Per l'Ospedale Ferrara è senza effetto. Secondo la Fondazione riduce nuove placche
Concluso dopo 5 anni lo studio Brave Dreams sul trattamento della Ccsvi (Insufficienza venosa cronica cerebrospinale) nella Sclerosi multipla (SM), compiuto in sei centri italiani su 207 pazienti, l'intervento di angioplastica venosa continua a dividere. "Non ha alcun effetto sulla disabilità rispetto ad un intervento simulato", afferma l'azienda ospedaliero - universitaria di Ferrara che ha promosso lo studio - e ne ha diffuso alcuni risultati -, pubblicato dalla rivista statunitense Jama Neurology e presentato dal primo autore, il prof.Paolo Zamboni dell'Università di Ferrara, al Veith Symposium di New York.
Secondo l'ospedale di Ferrara, inoltre, "non sono state osservate differenze fra i due gruppi a confronto nell'accumulo di nuove lesioni combinate visualizzate alla risonanza magnetica a distanza di 12 mesi dal trattamento".
Ospedale e fondazione sono però d'accordo sul fatto che l'intervento di angioplastica è comunque sicuro. Continua dunque la controversia tra favorevoli e contrari al trattamento della Ccsvi nella Sclerosi che ha contraddistinto le teorie innovative di Zamboni fin dall'inizio, spingendo la Regione Emilia-Romagna a finanziare, con quasi tre milioni di euro nel 2011, questo studio sulla "Efficacia e sicurezza della angioplastica venosa nella Sclerosi multipla", al quale originariamente avevano aderito 19 centri, ipotizzando circa 700 pazienti. La sperimentazione è poi partita nell'agosto 2012 e, nonostante la riduzione a sei centri e 207 pazienti, Brave Dreams è il più consistente fra gli studi clinici controllati pubblicati.
Un gruppo è stato sottoposto ad angioplastica con pallone dilatatore (Pta) nelle principali vene extracraniche, dall'ipotesi del professor Zamboni nello studio della Ccsvi; l'altro gruppo no, simulando in questi pazienti gli effetti di una angioplastica. I ricercatori hanno lavorato "in cieco". Secondo l'ospedale di Ferrara, "l'angioplastica non ha avuto alcuna efficacia nel modificare il naturale decorso clinico della malattia, né l'accumulo di nuove lesioni cerebrali": il trattamento "non è indicato, neanche in portatori di Ccsvi.
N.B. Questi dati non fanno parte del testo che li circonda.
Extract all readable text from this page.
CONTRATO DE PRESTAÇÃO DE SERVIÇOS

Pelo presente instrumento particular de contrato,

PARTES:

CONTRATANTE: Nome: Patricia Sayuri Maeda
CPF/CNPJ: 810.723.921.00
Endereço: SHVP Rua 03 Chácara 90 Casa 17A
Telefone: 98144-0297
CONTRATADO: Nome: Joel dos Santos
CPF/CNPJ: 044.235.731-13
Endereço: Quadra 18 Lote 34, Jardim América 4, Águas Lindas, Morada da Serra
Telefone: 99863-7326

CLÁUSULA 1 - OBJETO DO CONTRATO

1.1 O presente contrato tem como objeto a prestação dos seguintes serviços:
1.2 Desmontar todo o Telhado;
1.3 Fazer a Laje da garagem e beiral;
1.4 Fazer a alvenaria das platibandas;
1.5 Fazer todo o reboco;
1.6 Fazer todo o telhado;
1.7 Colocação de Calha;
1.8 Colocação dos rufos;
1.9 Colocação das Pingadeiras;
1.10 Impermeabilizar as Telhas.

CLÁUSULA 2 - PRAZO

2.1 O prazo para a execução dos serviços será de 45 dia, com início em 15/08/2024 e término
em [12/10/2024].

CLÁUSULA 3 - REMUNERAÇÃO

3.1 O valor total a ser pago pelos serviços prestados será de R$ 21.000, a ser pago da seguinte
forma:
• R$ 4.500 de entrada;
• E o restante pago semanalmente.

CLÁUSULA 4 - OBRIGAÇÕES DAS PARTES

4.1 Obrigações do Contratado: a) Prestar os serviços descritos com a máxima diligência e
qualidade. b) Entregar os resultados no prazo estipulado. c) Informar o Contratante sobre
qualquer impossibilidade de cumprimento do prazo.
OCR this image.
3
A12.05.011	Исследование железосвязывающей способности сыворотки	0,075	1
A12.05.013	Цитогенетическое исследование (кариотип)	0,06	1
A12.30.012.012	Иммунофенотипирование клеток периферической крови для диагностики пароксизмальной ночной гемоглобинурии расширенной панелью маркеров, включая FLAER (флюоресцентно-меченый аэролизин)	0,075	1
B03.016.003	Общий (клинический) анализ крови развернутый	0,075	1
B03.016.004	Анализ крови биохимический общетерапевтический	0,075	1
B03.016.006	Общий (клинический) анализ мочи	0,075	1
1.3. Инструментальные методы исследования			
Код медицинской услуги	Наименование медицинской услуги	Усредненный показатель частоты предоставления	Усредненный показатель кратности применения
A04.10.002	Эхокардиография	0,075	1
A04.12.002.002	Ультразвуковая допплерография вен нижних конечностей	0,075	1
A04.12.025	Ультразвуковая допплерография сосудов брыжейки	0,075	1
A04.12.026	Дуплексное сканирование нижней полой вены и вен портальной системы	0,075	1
L'andamento però delle lesioni positive al gadolinio a 12 mesi, tra coloro che hanno effettuato l'angioplastica, pur non statisticamente significativo, supporta l'idea che siano necessari ulteriori studi".
Per la Fondazione, invece, "la discrepanza tra i buoni risultati di RM e quelli clinico funzionali è tipico degli studi SM". Inoltre, "la principale conclusione dello studio è che il trattamento di angioplastica non può essere eseguito indiscriminatamente su tutti i pazienti affetti da sclerosi multipla, anche quando affetti da Ccsvi, ma solamente in casi selezionati". "Da tempo sappiamo - spiega lo stesso professor Zamboni - che l'angioplastica con pallone è una procedura di chirurgia endovascolare che necessita di una selezione dei pazienti. Solo di recente sono usciti studi che chiariscono su quali tipologie di Ccsvi questa procedura ha probabilità di migliorare il flusso, ma questi criteri non erano conosciuti quando è iniziato Brave Dreams".
Polemiche, colpi e contraccolpi, durano da anni, con molti studi favorevoli all'angioplastica e altri contrari. Conferma così la posizione della Fism (Fondazione Italiana Sclerosi Multipla), da sempre contraria all'angioplastica, il professor Mario Alberto Battaglia che ne è presidente: di Brave Dreams sottolinea infatti che "il trattamento con angioplastica non è indicato". Dell'associazione 'Ccsvi nella Sclerosi multipla', attiva nella sensibilizzazione verso le teorie del professor Zamboni, è stata presidente onorario Nicoletta Mantovani, vedova di Luciano Pavarotti, ammalata anche lei. Sono stimati oltre 60.000 malati di sclerosi multipla in Italia.